Day to day activities now:doing dishes, cooking food, dusting the shelves, mopping the floor, washing clothes, ironing clothes, scrubbing the basin, watching T.V, staring at the ceiling, etc. We all know how much we enjoy doing chores. The thrill of knowing exactly what’ll happen next is too much excitement to handle. But when these actions are repeated with deliberate action, with careful intention, with needful diligence, patience & skill, the chores performed as such have the potential to be transformed into prayers.
One might have experienced a sense of ‘zoning out’ when doing the dishes or mopping the floor. The initial disgust or even indifference is replaced by cold consistent action without the thought of result. I haven’t had the displeasure of meeting a skilled mediation master, but I imagine that (s)he would agree with me that meditation is more than sitting still and breathing.
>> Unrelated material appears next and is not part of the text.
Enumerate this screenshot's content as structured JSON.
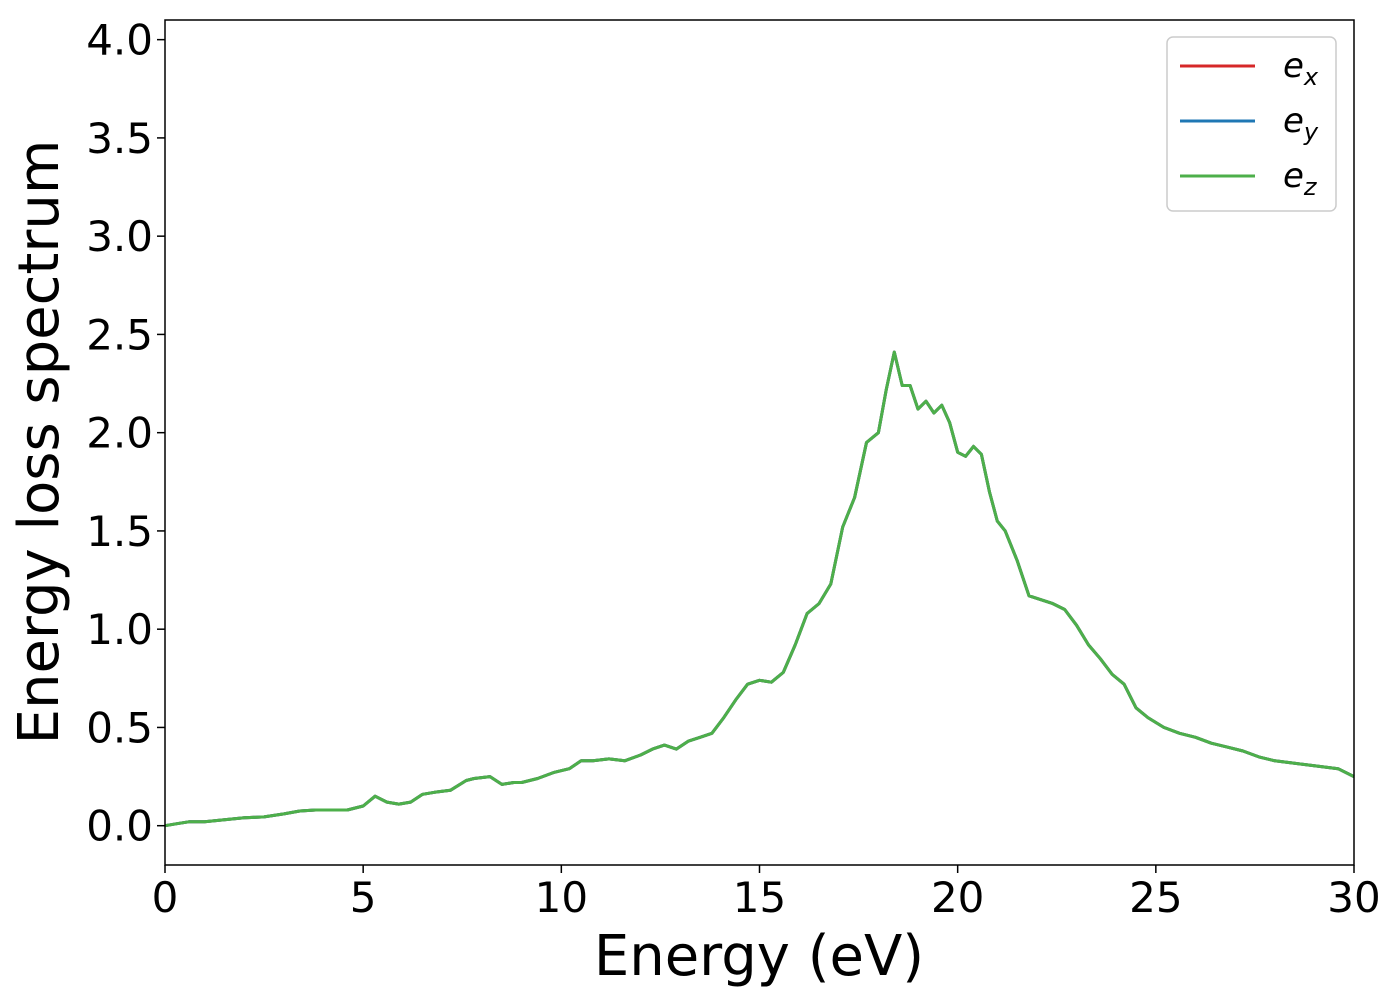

It involves on just doing, for lack of a better word. Meditation, for me, is a process of finishing a job and while doing that, finding a piece of you own self. It isn’t just a way of living healthy, it is a way of living. The inner voice which doesn’t seem to shut up, becomes surprisingly silent and much more constructive when given a chance to express all that it needs to.
I know, it sounds all romantic and mystic. It actually is. When cleaning the dishwares (I have made it up just now), moving the lawn or watering the garden, I have experienced a simultaneously a slower and a more detailed passage of time. It isn’t a very ordinary feeling, but can be experienced everyday. The feeling comes and goes with time, but it leaves powerful impressions. The time you are alone with your thoughts brings out all the past hurt, the disappointments, the regrets, the guilt, the anger, the suffering, the familiar feeling of heart break and the feelings of excitement, hope, joy, smiles, tears of joy, the familiar scent of her favourite lip balm, the taste of mom’s food and much more. If you have ever defined yourself by your past, you will have plenty of opportunity to redefine them. You will even have the chance to think about possible future outcomes, reprioritise your priorities, make certain new boundaries and maybe make up your mind if you were indecisive about something.
Granted, this won’t happen in a day. It will take some practice and a whole lotta time. To be brutally honest, it might never work for you. Maybe you weren’t born to do even a single chore. I am not asking you to give it a try. You’ll probably do better under the guidance of a teacher. You might even feel worse for it. We can’t be certain of anything in our chaotic universe. To put it fancily: Ignotum Fatum. But I feel a need to share my views with someone. What is better than doing it sitting behind a computer screen, to potentially thousands of people? (in reality, just 4 or five in case of a good month)
Hope that you will find whatever you are looking for, while I continue to do the same for me.